A purely behavioral craft file (state-coverage, animation-discipline) is guidance unless a specific rule is later promoted into lint-artifact.ts.

Files

File Section name When to require
typography.md typography Any skill that emits typed content (~all skills)
color.md color Any skill that emits styled output (~all skills)
anti-ai-slop.md anti-ai-slop Marketing pages, landing pages, decks
state-coverage.md state-coverage Any skill with stateful UI (dashboards, mobile apps, forms, list/table views)
animation-discipline.md animation-discipline Any skill that ships motion: mobile apps, multi-screen flows, gamified UI, transitions, microinteractions
accessibility-baseline.md accessibility-baseline Any skill that ships interactive UI: dashboards, forms, mobile flows, anything with focus/labels/keyboard paths
rtl-and-bidi.md rtl-and-bidi Any skill that ships localized text or layout: blogs, docs, financial tables, mobile apps, anything that may render Arabic / Hebrew / Persian
form-validation.md form-validation Any skill whose primary artifact contains an interactive form: lead capture, sign-in, signup, settings, multi-step intake
laws-of-ux.md laws-of-ux Any skill whose composition decisions hit named cognitive limits: pricing pages (Hick's, Choice Overload, Von Restorff), dashboards (Pareto, Selective Attention, Working Memory), onboarding (Goal-Gradient, Zeigarnik, Peak-End), modals (Fitts's, Tesler's).

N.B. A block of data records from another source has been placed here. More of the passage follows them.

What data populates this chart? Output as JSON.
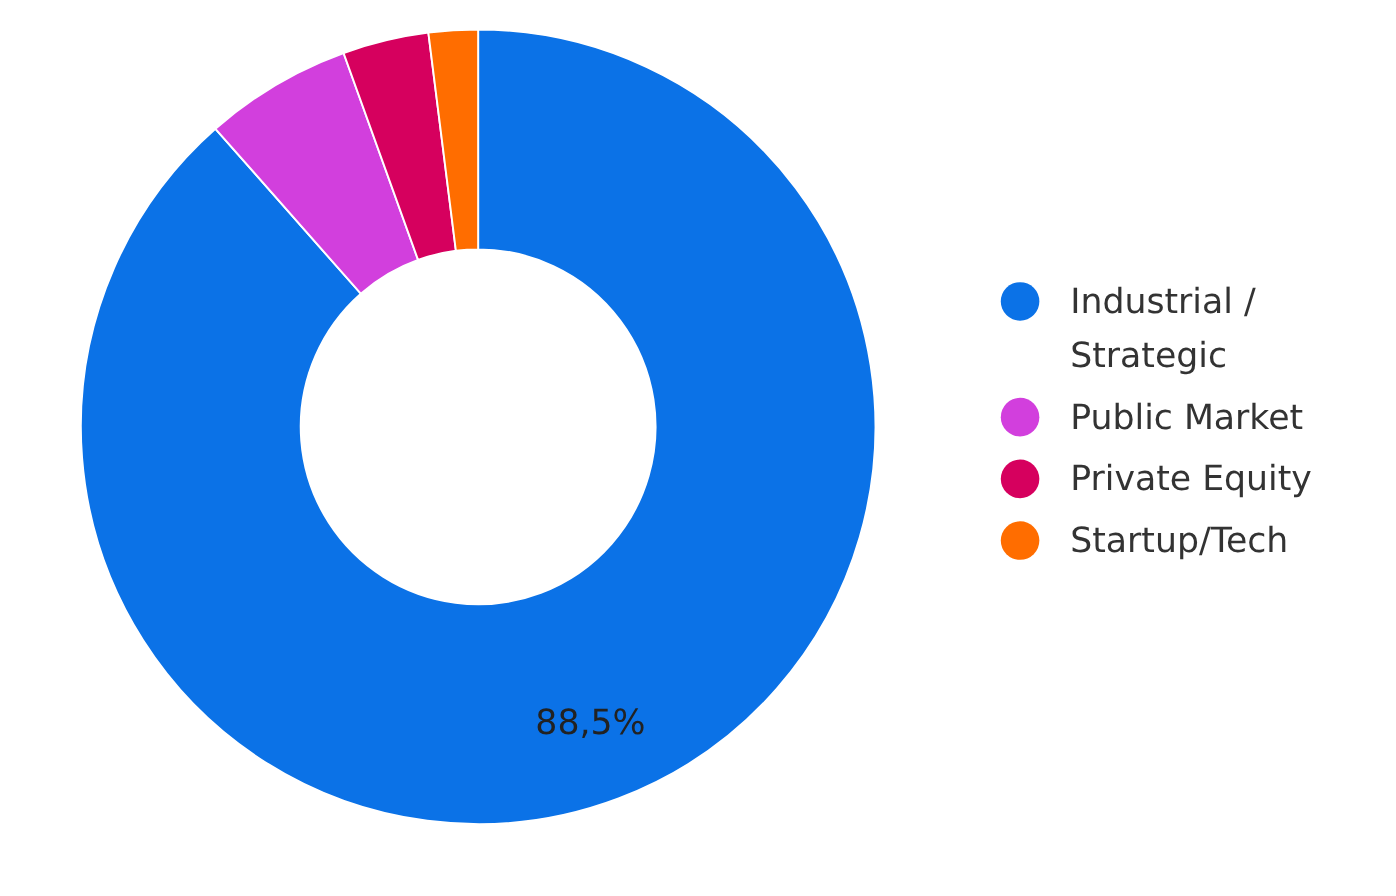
{
  "chart_data": {
    "type": "donut",
    "categories": [
      "Industrial / Strategic",
      "Public Market",
      "Private Equity",
      "Startup/Tech"
    ],
    "values": [
      88.5,
      6,
      3.5,
      2
    ],
    "colors": [
      "#0b72e7",
      "#d23fdd",
      "#d6005e",
      "#ff6d00"
    ],
    "value_labels": [
      "88,5%",
      null,
      null,
      null
    ],
    "legend": "right"
  }
}
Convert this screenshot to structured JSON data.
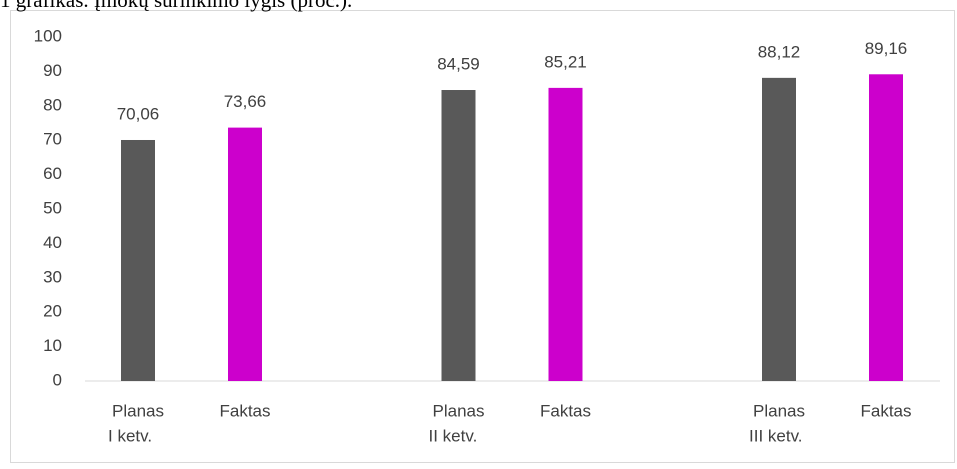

Sibling axis to the rendering-rule files above — covers what to compose, not how to render.

Partial-stateful skills. A skill that's mostly static but contains an embedded form, data table, or query surface should opt in. State-coverage rules apply to the stateful component, not the whole page.

More sections (icons, craft-details) will be added in follow-up PRs as we wire the linter side.

Attribution

Craft content is adapted from the MIT-licensed refero_skill project (© Refero Design), with edits to fit Open Design's house style and link back to OD's design tokens (var(--accent) etc.) instead of generic Tailwind hex values.